General managers of 26 National Football League (NFL) teams attended a seminar conducted at Harvard this week by Business School professors on the strategies and techniques of contract negotiations.
The increasing number of professional football players represented by agents with negotiating skill triggered the need for this unusual seminar, Rusty Martin, administrative coordinator of the NFL Management Council said yesterday. Martin added that the seminar instructed managers not to "depress future salaries," but to "recognize bargaining strategies and techniques being used against them."

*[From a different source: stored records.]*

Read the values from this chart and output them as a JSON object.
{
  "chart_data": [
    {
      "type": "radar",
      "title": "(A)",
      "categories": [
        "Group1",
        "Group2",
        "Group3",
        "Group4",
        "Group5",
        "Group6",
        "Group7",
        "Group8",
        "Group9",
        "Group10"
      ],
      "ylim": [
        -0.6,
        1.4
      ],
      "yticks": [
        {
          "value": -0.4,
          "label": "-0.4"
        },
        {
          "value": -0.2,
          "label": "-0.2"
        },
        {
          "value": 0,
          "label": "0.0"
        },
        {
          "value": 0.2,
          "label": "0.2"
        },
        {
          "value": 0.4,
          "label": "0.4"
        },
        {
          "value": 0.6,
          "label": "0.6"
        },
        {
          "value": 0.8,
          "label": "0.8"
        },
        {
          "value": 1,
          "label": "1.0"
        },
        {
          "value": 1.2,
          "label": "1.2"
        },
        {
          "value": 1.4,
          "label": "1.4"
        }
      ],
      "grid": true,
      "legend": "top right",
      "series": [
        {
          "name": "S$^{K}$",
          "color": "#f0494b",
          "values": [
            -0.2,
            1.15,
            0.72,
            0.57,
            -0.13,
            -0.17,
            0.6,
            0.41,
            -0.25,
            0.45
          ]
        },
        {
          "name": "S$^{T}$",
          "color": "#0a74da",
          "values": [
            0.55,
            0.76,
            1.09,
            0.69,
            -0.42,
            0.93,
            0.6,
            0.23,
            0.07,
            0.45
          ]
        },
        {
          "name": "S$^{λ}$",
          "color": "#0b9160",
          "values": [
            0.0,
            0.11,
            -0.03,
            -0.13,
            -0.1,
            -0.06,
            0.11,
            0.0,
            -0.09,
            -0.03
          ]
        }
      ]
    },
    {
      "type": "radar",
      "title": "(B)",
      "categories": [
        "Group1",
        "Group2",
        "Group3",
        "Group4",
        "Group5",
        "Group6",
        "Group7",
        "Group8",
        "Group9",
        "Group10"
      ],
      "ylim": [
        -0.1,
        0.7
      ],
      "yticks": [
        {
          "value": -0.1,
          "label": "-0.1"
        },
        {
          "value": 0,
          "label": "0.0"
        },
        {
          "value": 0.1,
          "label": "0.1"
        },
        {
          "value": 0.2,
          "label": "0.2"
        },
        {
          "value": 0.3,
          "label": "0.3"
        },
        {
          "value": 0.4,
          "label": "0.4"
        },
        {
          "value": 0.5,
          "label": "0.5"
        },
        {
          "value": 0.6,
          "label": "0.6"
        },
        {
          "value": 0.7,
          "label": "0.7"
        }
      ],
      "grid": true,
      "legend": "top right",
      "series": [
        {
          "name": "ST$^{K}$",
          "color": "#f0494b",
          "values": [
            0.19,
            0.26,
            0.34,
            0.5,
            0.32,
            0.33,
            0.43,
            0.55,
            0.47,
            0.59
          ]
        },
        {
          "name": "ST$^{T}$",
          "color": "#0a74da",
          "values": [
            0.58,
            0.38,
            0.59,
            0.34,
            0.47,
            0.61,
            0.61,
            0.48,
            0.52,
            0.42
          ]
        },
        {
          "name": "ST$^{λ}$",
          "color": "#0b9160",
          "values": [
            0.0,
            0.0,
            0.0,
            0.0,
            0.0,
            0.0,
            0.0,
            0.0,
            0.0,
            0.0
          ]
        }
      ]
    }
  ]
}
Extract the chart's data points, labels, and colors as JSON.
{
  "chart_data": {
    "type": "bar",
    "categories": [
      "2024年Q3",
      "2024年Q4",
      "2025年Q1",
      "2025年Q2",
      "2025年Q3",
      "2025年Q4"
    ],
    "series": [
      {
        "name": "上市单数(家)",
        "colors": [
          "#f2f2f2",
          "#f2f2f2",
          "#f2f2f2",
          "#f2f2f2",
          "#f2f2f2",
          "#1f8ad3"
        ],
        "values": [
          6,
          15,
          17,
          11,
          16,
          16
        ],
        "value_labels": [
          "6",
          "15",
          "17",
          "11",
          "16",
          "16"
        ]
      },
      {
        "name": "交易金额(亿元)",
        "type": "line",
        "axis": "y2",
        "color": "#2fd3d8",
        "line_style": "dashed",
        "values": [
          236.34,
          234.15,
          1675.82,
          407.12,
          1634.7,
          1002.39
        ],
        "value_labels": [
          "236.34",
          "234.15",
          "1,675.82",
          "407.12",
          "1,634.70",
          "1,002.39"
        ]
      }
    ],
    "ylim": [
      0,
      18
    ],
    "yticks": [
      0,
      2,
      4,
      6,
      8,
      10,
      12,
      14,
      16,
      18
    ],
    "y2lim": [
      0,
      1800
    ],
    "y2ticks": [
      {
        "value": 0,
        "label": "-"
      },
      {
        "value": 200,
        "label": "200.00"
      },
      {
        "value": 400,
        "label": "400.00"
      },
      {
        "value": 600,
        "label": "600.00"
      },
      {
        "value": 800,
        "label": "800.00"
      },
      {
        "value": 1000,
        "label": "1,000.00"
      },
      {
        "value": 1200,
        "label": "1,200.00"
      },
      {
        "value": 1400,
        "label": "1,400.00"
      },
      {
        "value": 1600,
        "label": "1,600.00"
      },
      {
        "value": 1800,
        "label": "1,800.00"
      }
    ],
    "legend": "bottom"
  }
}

The seminar may be used as a "foundation" for the NFL to stem conditions which have led other sports to "price themselves out of the market," Jack Donlan, executive director of the NFL Management Council, said.
Skewers
"I would be surprised if the general managers didn't have positive reactions--knowing they were coming here to skew the union. I'd expect them to leave gleeful, smiling and jumping," Donald Brodie, assistant executive director of NFL players associations said.
Brodie said he was surprised by the use of "Harvard professors to determine ways to avoid the reach of anti-trust labor laws and to do injury to collective bargaining."
Donlan said the seminar did not violate anti-trust laws because the instruction did not include specific information on player salaries.
The three day seminar, headed by Donald D. Wyckoff, professor of Transportation, used the case study method by taking business experiences and refining them to football situations, Donlan said.
Tight-Lipped
Don Kolsterman, general manager of the Los Angeles Rams, said yesterday the seminar had been "very helpful," but declined further comment.
Alan Webb, general manager of the Cleveland Browns, said that he had gained some "knowledge," and Ron Wolf, general manager of the Oakland Raiders, said, "I'm glad I came." Both declined further comment.